Baby Quest and Beyond
Beating Infertility One Child At A Time.
Saturday, February 11, 2012
This little bit
This pregnancy has hit me hard! I don't know if it's because I am older, have three other children, work or what but I am completely exhausted. That is the one positive to Bryan's shift change, I don't feel guilty for heading to bed as soon as my oldest child turns in for the night. I could nap every single day if my other kids allowed it. Nausea! I stay so sick feeling. Even with Zofran I have a constant I am about to spew feeling. I've heard old wives tales that being so miserable is a good sign. I sure hope so because being worn out and pukey feeling I am ill as a hornet most of the time. Add a toddler and preteen to the mix and my eye starts twitching before I realize it. I am currently recuperating from a kidney infection to boot. All this has been trying on my relationship. I will say that even though Bryan can be selfish at times and inconsiderate, once I point it out and advise him how to get a better response out of me he pays attention. I really hope the selfish thing passes. He's used to being only him, so it's been an uphill battle about putting my kids before himself. Example: Bronson wakes up crying. Bryan: I'll get him up! Me: Great! Thanks baby. Bryan then gets dressed, goes outside to smoke, comes in, gets a drink then wonders why I am incredibly pissed off that Bronson is still in him crib screaming. I've had to train him on things like that. It's sometimes difficult to be patient about it. I am sure hormones play a big role in my lack of patience too. He now knows it's much calmer for him to go ahead and get Bronson, change his diaper, give him a cup of juice, then go smoke and do what ever it is he wants to do. I think guys in general don't feel the same sense of urgency that moms do when it comes to their young. My babies don't wait needlessly. I am a firm believer that meeting needs builds trust! I am trying to get Bryan trained before the new baby gets here though. He's doing well I think. All this stuff has me feeling blah. We have to buy a bigger house, and bigger car, all new baby stuff, a new bed for Mylie and Bronson, the list goes on. It's overwhelming. All because of this tiny little bit growing inside my womb.

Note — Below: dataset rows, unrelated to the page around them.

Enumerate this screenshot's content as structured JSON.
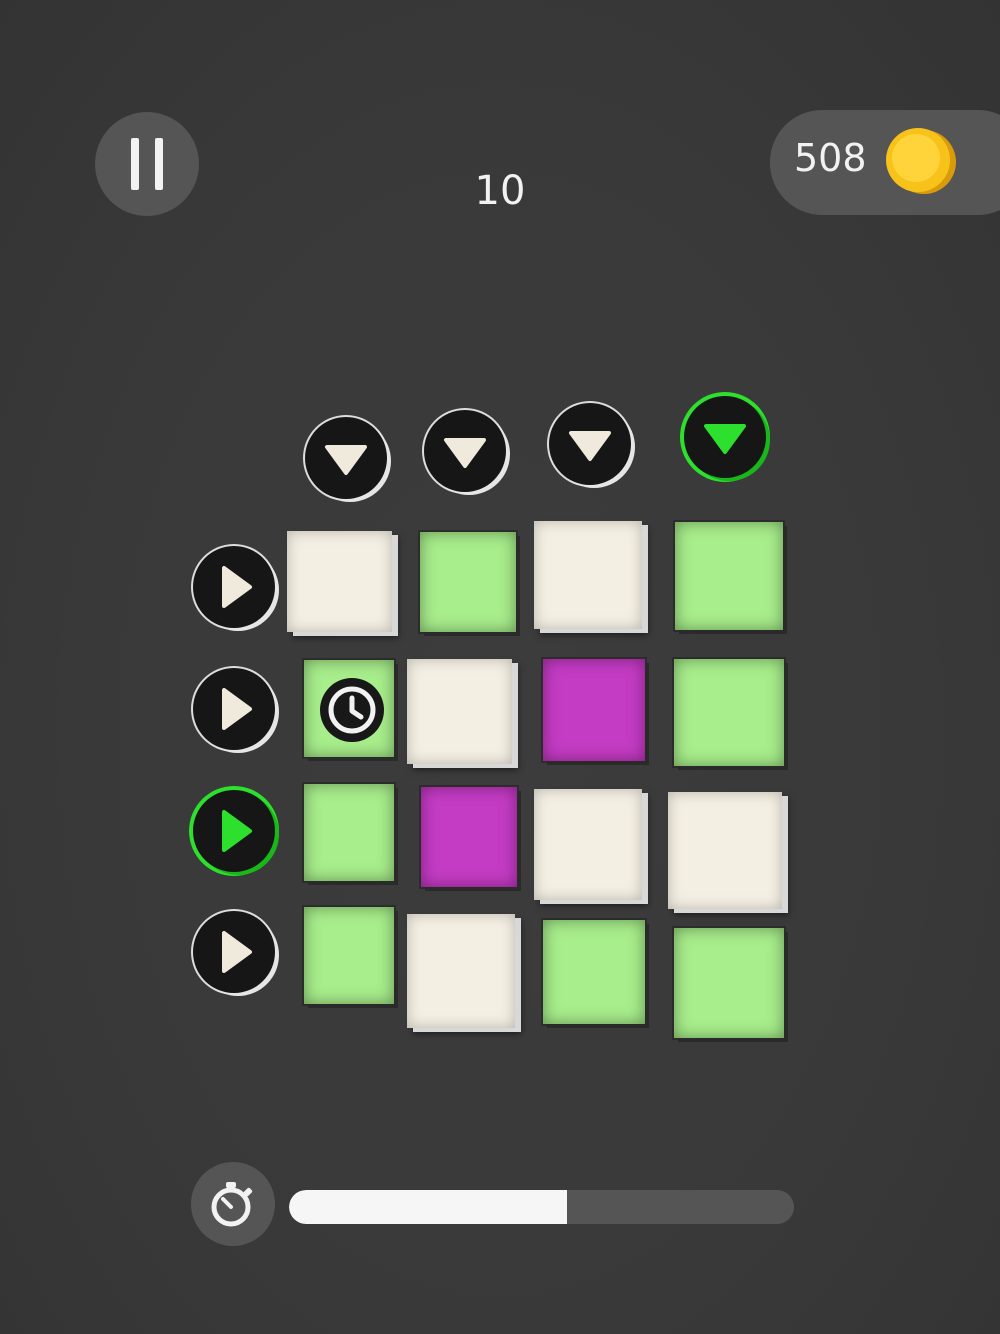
{
  "hud": {
    "score": "10",
    "coins": "508"
  },
  "column_buttons": [
    {
      "direction": "down",
      "active": false
    },
    {
      "direction": "down",
      "active": false
    },
    {
      "direction": "down",
      "active": false
    },
    {
      "direction": "down",
      "active": true
    }
  ],
  "row_buttons": [
    {
      "direction": "right",
      "active": false
    },
    {
      "direction": "right",
      "active": false
    },
    {
      "direction": "right",
      "active": true
    },
    {
      "direction": "right",
      "active": false
    }
  ],
  "grid": [
    [
      "white",
      "green",
      "white",
      "green"
    ],
    [
      "green",
      "white",
      "magenta",
      "green"
    ],
    [
      "green",
      "magenta",
      "white",
      "white"
    ],
    [
      "green",
      "white",
      "green",
      "green"
    ]
  ],
  "special_tiles": [
    {
      "row": 1,
      "col": 0,
      "icon": "clock-icon"
    }
  ],
  "timer": {
    "icon": "stopwatch-icon",
    "progress": 0.55
  },
  "colors": {
    "background": "#3a3a3a",
    "white_tile": "#f4efe3",
    "green_tile": "#a8ee8c",
    "magenta_tile": "#c43cc4",
    "active_accent": "#2de02d",
    "coin": "#f7c21a"
  }
}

Wednesday, January 18, 2012
Overcome
My emotions are running on high lately, which I am sure is hormone related. I can't help but sit and think how amazingly blessed I am. This is the very first pregnancy that I didn't have to really work at achieving. This is the first one that I didn't have to take medicines, check my cervix and keep a chart on. It makes me believe that my ovulation issues were completely stress related. It is no secret that my ex and I had a difficult relationship at best. All three of my children I begged God for. In fact, after I had Talise I tried for five years to get pregnant. It wasn't until after I joined a church, had others praying for me as well and my ex and I both became baptized that I did conceive again. It still took six cycles of Clomid to do it though. Bronson was a bit easier. It only took 4 months total of meds to achieve pregnancy with him. All of those precious babies were made out of love for them. Longing for another child, not feeling whole, knowing my family wasn't complete is how they came about. I love them all immensely and am SO very grateful that God gave me the children he did, even when I am at my wits end. This baby though, this baby surprised me. This baby required no effort. This baby, I feel, was conceived out of Bryan's and my love for each other. That is almost more than I can handle. I break out into tears almost daily thinking about it. I am so grateful to be able to experience this. I pray that all women that want a child get to as well.
Tuesday, January 3, 2012
*bangs head on wall*
Why on earth would any adult that cares about another adult choose to fuss at a three year old at the expenses of adult loving? I do not understand and am pissed off about it!